49. That conclusion is, moreover, endorsed by the explanatory memorandum to the proposal for the Sixth Directive ( Bulletin of the European Communities , supplement 11/73, p. 13) in which the Commission observes that ‘when payments on account are received prior to the chargeable event, receipt of these amounts gives rise to a charge to tax, since the parties to the transaction in this way demonstrate their intention that all the financial consequences of the chargeable event should arise in advance’.
50. In that connection, it must also be borne in mind that it is the supplies of goods or services which are subject to VAT, rather than payments made by way of consideration for such supplies (see Case C-108/99 Cantor Fitzgerald International  ECR I-7257, paragraph 17).
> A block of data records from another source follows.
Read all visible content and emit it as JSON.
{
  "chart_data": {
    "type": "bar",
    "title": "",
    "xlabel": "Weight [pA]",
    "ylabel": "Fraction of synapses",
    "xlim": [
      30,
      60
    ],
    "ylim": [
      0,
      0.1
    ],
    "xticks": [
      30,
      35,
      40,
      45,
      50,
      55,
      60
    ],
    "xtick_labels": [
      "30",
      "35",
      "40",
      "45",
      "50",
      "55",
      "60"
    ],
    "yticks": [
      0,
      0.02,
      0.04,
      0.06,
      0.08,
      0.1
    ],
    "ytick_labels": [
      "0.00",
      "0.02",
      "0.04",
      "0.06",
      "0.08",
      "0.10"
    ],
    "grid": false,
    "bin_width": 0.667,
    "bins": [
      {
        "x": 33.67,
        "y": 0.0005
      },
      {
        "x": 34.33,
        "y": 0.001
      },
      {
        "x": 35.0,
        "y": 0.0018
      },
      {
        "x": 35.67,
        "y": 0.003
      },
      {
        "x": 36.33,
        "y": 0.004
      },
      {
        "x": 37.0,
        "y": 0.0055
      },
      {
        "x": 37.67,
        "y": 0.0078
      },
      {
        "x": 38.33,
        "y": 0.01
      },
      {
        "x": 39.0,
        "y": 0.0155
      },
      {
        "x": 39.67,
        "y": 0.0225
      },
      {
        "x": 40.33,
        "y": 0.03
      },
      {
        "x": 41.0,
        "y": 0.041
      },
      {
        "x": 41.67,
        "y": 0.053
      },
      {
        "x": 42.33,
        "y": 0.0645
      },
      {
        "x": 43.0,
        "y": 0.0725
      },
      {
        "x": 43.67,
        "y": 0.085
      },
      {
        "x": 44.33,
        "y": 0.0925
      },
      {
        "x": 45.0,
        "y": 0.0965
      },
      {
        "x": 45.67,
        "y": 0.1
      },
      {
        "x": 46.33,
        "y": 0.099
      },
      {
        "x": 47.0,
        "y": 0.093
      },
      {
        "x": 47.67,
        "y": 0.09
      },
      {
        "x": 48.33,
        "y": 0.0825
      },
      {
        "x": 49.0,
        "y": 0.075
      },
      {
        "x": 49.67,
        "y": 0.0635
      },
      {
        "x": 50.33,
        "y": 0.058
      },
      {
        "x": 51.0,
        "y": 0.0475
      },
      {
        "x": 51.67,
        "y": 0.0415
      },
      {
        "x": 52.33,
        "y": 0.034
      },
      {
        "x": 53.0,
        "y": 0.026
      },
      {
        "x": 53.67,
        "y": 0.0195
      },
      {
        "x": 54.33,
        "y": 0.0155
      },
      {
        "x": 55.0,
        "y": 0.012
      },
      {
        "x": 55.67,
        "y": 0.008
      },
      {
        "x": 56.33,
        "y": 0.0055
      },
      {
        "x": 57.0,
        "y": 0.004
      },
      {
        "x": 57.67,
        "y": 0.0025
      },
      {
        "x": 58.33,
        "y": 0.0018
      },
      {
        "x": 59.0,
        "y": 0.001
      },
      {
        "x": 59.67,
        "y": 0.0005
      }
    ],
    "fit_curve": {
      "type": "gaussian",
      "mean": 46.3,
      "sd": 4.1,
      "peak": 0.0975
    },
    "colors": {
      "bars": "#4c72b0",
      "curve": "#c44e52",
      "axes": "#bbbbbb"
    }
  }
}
A fortiori, payments on account of supplies of goods or services that have not yet been clearly identified cannot be subject to VAT.
51. Accordingly, the answer to be given to the fourth and sixth questions must be that prepayments of the kind at issue in the main proceedings whereby lump sums are paid for goods referred to in general terms in a list which may be altered at any time by agreement between the buyer and the seller and from which the buyer may possibly select articles, on the basis of an agreement which he may unilaterally resile from at any time, thereupon recovering the unused balance of the prepayments, do not fall within the scope of the second subparagraph of Article 10(2) of the Sixth Directive.
The first, second, third, fifth and seventh questions
52. In view of the answer given to the fourth and sixth questions, it is unnecessary to answer the first, second, third, fifth and seventh questions.
53. Since these proceedings are, for the parties to the main proceedings, a step in the action pending before the national court, the decision on costs is a matter for that court. Costs incurred in submitting observations to the Court, other than the costs of those parties, are not recoverable.
On those grounds, the Court (Grand Chamber) hereby rules:
Prepayments of the kind at issue in the main proceedings whereby lump sums are paid for goods referred to in general terms in a list which may be altered at any time by agreement between the buyer and the seller and from which the buyer may possibly select articles, on the basis of an agreement which he may unilaterally resile from at any time, thereupon recovering the unused balance of the prepayments, do not fall within the scope of the second subparagraph of Article 10(2) of Sixth Council Directive 77/388/EEC of 17 May 1977 on the harmonisation of the laws of the Member States relating to turnover taxes – Common system of value added tax: uniform basis of assessment, as amended by Council Directive 95/7/EC of 10 April 1995.